The Epilogue to Dreams from My Father contains a scene where, just before he leaves Kenya, Obama visits a wise old woman Kenyan historian who had known his father. So, here is the Big Lesson of Obama's Kenyan sojourn, which takes up pp. 299-437:
I asked her why she thought black Americans were prone to disappointment when they visited Africa. She shook her head and smiled. ”Because they come here looking for the authentic,” she said. ”That is bound to disappoint a person. Look at this meal we are eating. Many people will tell you that the Luo are a fish-eating people. But that was not true for all Luo. Only those who lived by the lake. And even for those Luo, it was not always true. Before they settled around the lake, they were pastoralists, like the Masai. Now, if you and your sister behave yourself and eat a proper share of this food, I will offer you tea. Kenyans are very boastful about the quality of their tea, you notice. But of course we got this habit from the English. Our ancestors did not drink such a thing. Then there’s the spices we used to cook this fish. They originally came from India, or Indonesia. So even in this simple meal, you will find it very difficult to be authentic-although the meal is certainly African.” ...

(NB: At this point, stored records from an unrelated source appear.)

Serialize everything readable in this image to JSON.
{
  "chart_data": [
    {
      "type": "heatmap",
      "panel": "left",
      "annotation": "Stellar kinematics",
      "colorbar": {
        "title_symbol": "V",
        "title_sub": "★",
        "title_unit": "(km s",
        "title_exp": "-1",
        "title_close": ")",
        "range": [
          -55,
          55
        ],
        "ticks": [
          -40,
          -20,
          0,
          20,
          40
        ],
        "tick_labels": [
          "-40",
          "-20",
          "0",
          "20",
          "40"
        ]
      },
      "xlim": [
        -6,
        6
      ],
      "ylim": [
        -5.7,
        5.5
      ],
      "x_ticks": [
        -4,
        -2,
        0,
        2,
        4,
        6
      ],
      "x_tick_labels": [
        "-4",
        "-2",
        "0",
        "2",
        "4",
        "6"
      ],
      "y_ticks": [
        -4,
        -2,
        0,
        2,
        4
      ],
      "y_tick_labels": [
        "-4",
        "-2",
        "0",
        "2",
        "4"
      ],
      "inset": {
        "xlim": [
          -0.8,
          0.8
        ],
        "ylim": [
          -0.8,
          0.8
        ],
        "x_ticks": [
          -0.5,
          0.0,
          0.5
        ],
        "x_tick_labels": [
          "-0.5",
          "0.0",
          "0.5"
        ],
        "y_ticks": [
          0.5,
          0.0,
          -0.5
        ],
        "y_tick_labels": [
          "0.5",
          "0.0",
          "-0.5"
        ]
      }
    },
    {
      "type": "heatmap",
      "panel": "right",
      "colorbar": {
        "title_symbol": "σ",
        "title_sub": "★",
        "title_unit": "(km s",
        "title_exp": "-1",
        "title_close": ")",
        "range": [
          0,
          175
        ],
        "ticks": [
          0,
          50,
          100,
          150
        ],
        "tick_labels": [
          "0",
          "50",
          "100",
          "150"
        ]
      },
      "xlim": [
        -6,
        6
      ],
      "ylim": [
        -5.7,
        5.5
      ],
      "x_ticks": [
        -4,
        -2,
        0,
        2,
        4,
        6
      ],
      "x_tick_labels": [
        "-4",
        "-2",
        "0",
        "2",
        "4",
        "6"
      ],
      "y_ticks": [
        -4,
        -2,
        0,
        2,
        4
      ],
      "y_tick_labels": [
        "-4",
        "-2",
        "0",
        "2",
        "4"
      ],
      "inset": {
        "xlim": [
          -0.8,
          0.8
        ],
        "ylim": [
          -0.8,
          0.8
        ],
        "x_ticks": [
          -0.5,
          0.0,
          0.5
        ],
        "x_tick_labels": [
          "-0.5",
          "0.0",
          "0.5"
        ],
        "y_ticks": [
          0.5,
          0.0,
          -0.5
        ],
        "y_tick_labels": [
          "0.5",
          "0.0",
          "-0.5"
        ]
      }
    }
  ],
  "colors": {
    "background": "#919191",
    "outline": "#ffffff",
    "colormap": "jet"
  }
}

I licked my fingers and washed my hands. ”But isn’t there anything left that is truly African?”
”Ah, that’s the thing, isn’t it?” Rukia said. ”There does seem to be something different about this place. I don’t know what it is. Perhaps the African, having traveled so far so fast, has a unique perspective on time. Or maybe it is that we have known more suffering than most. Maybe it’s just the land. I don’t know. ...My daughter, ... her first language is not Luo. Not even Swahili. It is English. When I listen to her talk with her friends, it sounds like gibberish to me. They take bits and pieces of everything-English, Swahili, German, Luo. Sometimes, I get fed up with this. Learn to speak one language properly, I tell them.” Rukia laughed to herself. ”But I am beginning to resign myself-there’s nothing really to do. They live in a mixed-up world. It’s just as well, I suppose. In the end, I’m less interested in a daughter who’s authentically African than one who is authentically herself.” [pp. 433-434]
Obviously, the main reason "black Americans were prone to disappointment when they visited Africa" is not because Africa isn't "authentic." That's just laughable.
Granted, it's too much to expect Obama to admit that the main reason African-American tourists are prone to disappointment with Africa is because it's disappointing. They go hoping to see what the black man can accomplish without the white man around holding him down, and, well ...
Yet, why did Obama feel compelled to bring this question up and feature Rukia's nonsensical answer so prominently as the Climactic Insight of His Life?
Because her answer, ridiculous as it is, at least validates the central concern of Obama's existence: to prove he's black enough. If even Africans in Africa aren't authentic, as this learned African scholar says, then his being half-white and brought up in a wholly non-black environment doesn't disqualify him from being black enough.